Apoe4 gene variant is related to verbal memory and left hippocampus size in adults with autism
Background: Autism Spectrum Disorder (ASD) is a developmental disorder that affects 1 in 59 births within the United States, yet cognitive and brain aging in older adults with ASD is understudied. Cognitive issues can include difficulty with verbal memory, which has been linked to left hippocampal volume. APOE is a gene linked to neuronal development, and can cause cognitive deficits depending on the variant. The ε2 variant is protective, ε3 is standard, and ε4 is detrimental; it has been linked to Alzheimer’s Disease and general cognitive impairment. We hypothesized that the ε4 allele would have a greater detrimental effect on age related changes to verbal memory and hippocampal size in adults with ASD than neurotypical adults.
Methods: We performed Rey Auditory Learning Test to measure verbal memory, and obtained variables for short term memory, long term memory, and learning. Participants underwent Magnetic resonance imaging (MRI) scans to measure volume of left hippocampus, data was processed with Free Surfer and corrected for intracranial volume. DNA isolated from saliva samples were processed via polymerase chain reaction (PCR) and genotyped on an Agilent D1000 tapestation. Sex and IQ were covariates in an ANCOVA to assess the effects between age groups (Young = < 40 vs. Old = >40), diagnosis (ASD vs NT), and APOE status (ε4 carrier vs. non-carrier).
Results: For short term memory, there was a significant interaction between Age*APOE, suggesting that older e4 carriers have worse short term memory performance than older non-carriers [F(1,135)= 4.709, p=0.024], while younger carriers and non-carriers had no difference. There was also a significant interaction between age*diagnosis, suggesting younger ASD group show worse short term memory performance than compared to their NT counterpart [F(1,135)=6.40, p=0.013], while older ASD and NT counterparts showed no difference.

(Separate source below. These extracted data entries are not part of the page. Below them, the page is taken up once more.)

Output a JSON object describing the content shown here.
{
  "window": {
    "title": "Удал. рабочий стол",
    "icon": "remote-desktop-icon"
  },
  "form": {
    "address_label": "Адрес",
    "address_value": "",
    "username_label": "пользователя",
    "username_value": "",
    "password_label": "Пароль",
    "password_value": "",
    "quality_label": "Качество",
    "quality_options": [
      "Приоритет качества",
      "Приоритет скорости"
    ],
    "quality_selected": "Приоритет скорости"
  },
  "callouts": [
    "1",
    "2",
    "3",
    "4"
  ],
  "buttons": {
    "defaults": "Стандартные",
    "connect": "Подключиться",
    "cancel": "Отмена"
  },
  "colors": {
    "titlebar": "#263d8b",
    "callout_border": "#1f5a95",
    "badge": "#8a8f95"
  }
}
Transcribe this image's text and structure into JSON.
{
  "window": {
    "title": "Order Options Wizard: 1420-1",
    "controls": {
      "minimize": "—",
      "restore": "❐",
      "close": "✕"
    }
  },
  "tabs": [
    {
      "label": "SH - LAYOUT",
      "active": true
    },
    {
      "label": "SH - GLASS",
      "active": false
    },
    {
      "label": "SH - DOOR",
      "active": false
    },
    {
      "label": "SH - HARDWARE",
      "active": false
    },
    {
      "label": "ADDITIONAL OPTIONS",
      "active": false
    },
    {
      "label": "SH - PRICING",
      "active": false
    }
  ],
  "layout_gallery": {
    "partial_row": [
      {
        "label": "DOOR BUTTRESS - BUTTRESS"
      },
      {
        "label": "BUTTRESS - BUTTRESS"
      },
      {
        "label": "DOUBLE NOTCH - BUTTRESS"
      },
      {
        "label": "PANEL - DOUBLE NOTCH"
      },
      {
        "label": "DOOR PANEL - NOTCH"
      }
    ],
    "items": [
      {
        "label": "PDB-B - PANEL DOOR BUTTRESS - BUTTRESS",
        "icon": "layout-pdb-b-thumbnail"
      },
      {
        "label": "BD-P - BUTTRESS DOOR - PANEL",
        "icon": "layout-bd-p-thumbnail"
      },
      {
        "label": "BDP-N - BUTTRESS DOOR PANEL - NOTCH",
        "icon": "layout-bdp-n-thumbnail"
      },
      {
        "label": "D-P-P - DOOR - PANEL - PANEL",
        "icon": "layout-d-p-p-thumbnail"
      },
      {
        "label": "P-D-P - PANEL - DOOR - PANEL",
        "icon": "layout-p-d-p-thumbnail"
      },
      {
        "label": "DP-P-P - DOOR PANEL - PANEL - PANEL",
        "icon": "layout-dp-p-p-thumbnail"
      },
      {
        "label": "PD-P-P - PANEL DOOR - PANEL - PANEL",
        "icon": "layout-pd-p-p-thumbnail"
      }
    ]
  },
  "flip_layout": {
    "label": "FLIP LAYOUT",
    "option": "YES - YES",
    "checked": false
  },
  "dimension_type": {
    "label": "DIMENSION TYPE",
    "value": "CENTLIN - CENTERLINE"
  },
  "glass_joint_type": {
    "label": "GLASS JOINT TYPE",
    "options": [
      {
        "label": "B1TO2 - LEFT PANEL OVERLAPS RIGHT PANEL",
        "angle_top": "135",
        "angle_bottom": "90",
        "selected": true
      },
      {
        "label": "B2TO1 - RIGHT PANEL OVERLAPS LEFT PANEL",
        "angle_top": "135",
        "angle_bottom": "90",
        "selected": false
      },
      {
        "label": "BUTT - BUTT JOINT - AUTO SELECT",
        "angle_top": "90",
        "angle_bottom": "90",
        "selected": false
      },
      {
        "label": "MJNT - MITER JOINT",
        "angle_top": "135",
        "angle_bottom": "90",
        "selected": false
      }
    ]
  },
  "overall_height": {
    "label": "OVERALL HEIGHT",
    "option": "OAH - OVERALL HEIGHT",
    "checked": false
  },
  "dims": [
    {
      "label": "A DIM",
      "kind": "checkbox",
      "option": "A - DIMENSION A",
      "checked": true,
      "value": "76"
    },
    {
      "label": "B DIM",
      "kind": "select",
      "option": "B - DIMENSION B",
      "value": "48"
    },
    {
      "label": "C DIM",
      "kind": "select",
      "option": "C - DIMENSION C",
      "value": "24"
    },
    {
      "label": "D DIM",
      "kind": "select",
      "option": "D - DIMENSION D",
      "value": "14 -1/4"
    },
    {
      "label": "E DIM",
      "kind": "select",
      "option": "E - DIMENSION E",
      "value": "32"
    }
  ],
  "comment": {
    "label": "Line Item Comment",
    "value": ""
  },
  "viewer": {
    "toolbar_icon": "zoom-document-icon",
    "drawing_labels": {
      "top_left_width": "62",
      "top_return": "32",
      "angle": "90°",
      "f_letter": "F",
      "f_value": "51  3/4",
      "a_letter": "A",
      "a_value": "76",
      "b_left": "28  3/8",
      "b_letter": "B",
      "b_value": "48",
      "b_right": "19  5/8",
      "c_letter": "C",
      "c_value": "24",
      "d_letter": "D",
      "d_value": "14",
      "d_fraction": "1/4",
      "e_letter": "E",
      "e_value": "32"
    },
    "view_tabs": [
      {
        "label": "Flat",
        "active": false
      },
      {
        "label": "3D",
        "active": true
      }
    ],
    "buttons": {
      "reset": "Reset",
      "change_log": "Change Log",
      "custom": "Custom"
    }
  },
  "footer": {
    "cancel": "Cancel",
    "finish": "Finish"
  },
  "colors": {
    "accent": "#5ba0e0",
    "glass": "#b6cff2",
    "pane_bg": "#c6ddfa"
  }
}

There was a main effect of age on long term memory, showing that the younger performed better than the older group [F(1,135)= 6.80, p=0.01]. There was a main effect of diagnosis in long term memory, supporting that the NT group showed better long term memory performance than the ASD group [F=(1,135)= 5.048, p= 0.026]. There was a significant interaction of APOE*age in learning such that older e4 carriers showed worse learning performance than older non-carriers [F(1,135)= 5.64, p= 0.019], while younger carriers and non-carriers showed no difference. There was a main effect of age, such that the younger group displayed better learning performance than the older group [F(1,135)= 6.69, p= 0.01]. The main effect of age on left hippocampal volume was trending as the younger group displayed larger hippocampal volume than the older group [F(1,133)= 2874, p=0.07].
Discussion: While there was an APOE*Age interaction and a Diagnosis*Age interaction, there was no three-way interaction with diagnosis, age, and APOE, therefore our hypothesis was not supported. The interaction between APOE and age on short term memory scores was expected, however, we did not find an exacerbated effect in ASD. The diagnosis and age interaction on short term memory suggests that the younger ASD group, not the older, showed impairment in short term memory, which was surprising. This data is part of a longitudinal study, and is ongoing. With a larger sample size and more power, in the future we may find different results. Earlier awareness of biological factors contributing to brain and cognitive aging can lead to earlier preventative care such as cognitive therapy for individuals with ASD.